Stress dreams are a reflection of the seen and unseen stress of our waking lives. In general they are not fantasies set in unreal landscapes cavorting with mystical animals. Stress dreams too often are a photocopy of the days – a little blurred, lacking detail, washed out colors but intensified reactions, complex inner narratives, and all the stress collected in the crevices and edges. When I was a child the recurring plot was of men dressed as bees chasing and threatening to eat me; there was no great bee trauma or chase, it was the compression of my child’s mind collection of stressful possibilities. We all have our own versions.

For the past years my dream state has enrolled me in a doctorate program in a high level participatory action research project to better understand the lived reality of high school. The premise is that I have re-enrolled at my high school to do undercover research – to relive high school with the foreknowledge of age and academic research. Would I make different decisions: be a cheerleader at the football game, be better at math class, get perfect grades; all seemingly plausible seeing as I had already gained my degree. The overwhelming need to prove myself satiates every interaction in these dreams.

This stress dream is not some sort of PTSSD from my high school days, it is because I chose to work as a teacher at the same high school I attended. Nine years after I swore I would never come back, I signed a contract to follow the same schedule, in the same building, with some of the same teachers.

My subconscious took this as opportunity to let me work through as many sediments that may lay untended.

In high school I was an art kid, punk rocker, debate team captain, know-it-all. I was not popular, nor unpopular, just not part of the mainstream of my peers’ world. The idea of becoming a teacher, nonetheless at the same oppressive building, would have enraged me at sixteen. This background is critical. Some people love high school, some people envision themselves as teachers at a young age, some people live to please the authorities – I was none of these.

I offer this framework before positing the core thesis of this essay – LET IT GO.
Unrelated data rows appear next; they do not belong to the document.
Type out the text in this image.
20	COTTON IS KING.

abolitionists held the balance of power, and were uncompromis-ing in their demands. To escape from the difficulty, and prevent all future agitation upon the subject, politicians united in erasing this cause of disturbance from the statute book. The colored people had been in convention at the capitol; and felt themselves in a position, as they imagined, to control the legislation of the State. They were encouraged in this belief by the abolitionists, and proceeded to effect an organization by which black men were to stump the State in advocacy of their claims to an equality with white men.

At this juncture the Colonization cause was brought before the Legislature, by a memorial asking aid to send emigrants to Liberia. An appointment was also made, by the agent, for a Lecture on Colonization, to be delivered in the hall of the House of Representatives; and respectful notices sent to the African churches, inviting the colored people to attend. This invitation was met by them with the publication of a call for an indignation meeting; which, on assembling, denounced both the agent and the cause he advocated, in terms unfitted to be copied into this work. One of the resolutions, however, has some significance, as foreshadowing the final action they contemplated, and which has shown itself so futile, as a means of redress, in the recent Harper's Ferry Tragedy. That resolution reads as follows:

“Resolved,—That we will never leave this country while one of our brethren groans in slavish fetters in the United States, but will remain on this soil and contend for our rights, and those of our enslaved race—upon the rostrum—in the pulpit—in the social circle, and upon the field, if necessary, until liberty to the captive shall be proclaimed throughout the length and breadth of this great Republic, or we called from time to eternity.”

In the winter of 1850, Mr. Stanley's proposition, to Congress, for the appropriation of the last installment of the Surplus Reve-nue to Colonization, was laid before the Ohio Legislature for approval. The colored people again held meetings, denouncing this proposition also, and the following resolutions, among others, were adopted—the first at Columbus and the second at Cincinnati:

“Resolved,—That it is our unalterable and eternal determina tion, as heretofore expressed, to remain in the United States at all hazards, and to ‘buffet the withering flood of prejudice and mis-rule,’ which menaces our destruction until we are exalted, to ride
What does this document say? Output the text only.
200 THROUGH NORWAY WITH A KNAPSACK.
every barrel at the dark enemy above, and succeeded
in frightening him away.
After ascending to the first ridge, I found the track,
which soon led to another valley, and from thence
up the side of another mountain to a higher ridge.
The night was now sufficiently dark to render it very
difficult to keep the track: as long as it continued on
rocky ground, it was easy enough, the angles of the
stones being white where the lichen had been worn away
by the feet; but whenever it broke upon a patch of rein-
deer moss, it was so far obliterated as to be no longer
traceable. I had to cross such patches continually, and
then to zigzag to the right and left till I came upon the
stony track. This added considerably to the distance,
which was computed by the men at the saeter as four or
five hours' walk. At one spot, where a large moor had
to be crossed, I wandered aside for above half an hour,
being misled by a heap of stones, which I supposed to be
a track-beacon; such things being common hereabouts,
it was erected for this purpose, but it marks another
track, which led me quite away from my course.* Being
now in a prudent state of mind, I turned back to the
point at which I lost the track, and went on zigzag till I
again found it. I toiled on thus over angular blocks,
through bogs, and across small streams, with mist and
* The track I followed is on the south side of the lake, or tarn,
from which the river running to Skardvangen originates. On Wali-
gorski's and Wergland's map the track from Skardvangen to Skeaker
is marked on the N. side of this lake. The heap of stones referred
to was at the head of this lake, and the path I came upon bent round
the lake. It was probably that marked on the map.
In conversations with most people I hear about the ordeal they associate with high school. They felt or were told they were ugly, no one liked them, this teacher picked on them, this football player tormented them. Now I leave it to the professionals to assess where the line is between the general trauma of being a teenager and the actual traumas that people can experience. But in general I can say that high school is awful for most people. Our adolescent brains have to filter and file the world, and the first layer of that protection is to imprint any possible dangers deep into our consciousness. The teenage years are the intersection of the most chaotic components – how society sees you, how you want to see yourself, how your peers see you, the body that you see in the mirror each day, the chemicals that dominate, with all the fears and dreams. But in the timeline of a life, it is a very small amount of years.

It does not define you, does not have to frame your choices, does not need to haunt you – it is the jumping off point for evolution. Do not get trapped in that time. Learn new coping skills. Realize that everyone at that time was their own chaotic tornado, but now you get to exist in the world of adults.

Being the adult in those same rooms, with a group of teens, helped me to see so clearly what of my past was specific and how most of it was general to being a teenager. Talking to a fifteen year old is to see the world through reverse binoculars, where they feel as if everyone is looking closely at them.  Those conversations tailspin at increasing speeds until they are convinced the choice of a class will determine their profession.

The confirmation of this has come from talking with adults about what they remember from high school – a myopic mess with their lives as the whole world. And if in talking I suggest their conclusions are not the whole story, they get defensive and angry. I am certain that had I not earned that PH.D in my sleep, I also would never concede that high school was not a game set out to torment me. So I offer, from my conscious mind, my subconscious reflections, my academic reading, and my hundreds of conversations with teenagers, the best thing is to leave it behind, don’t drag it around for eternity.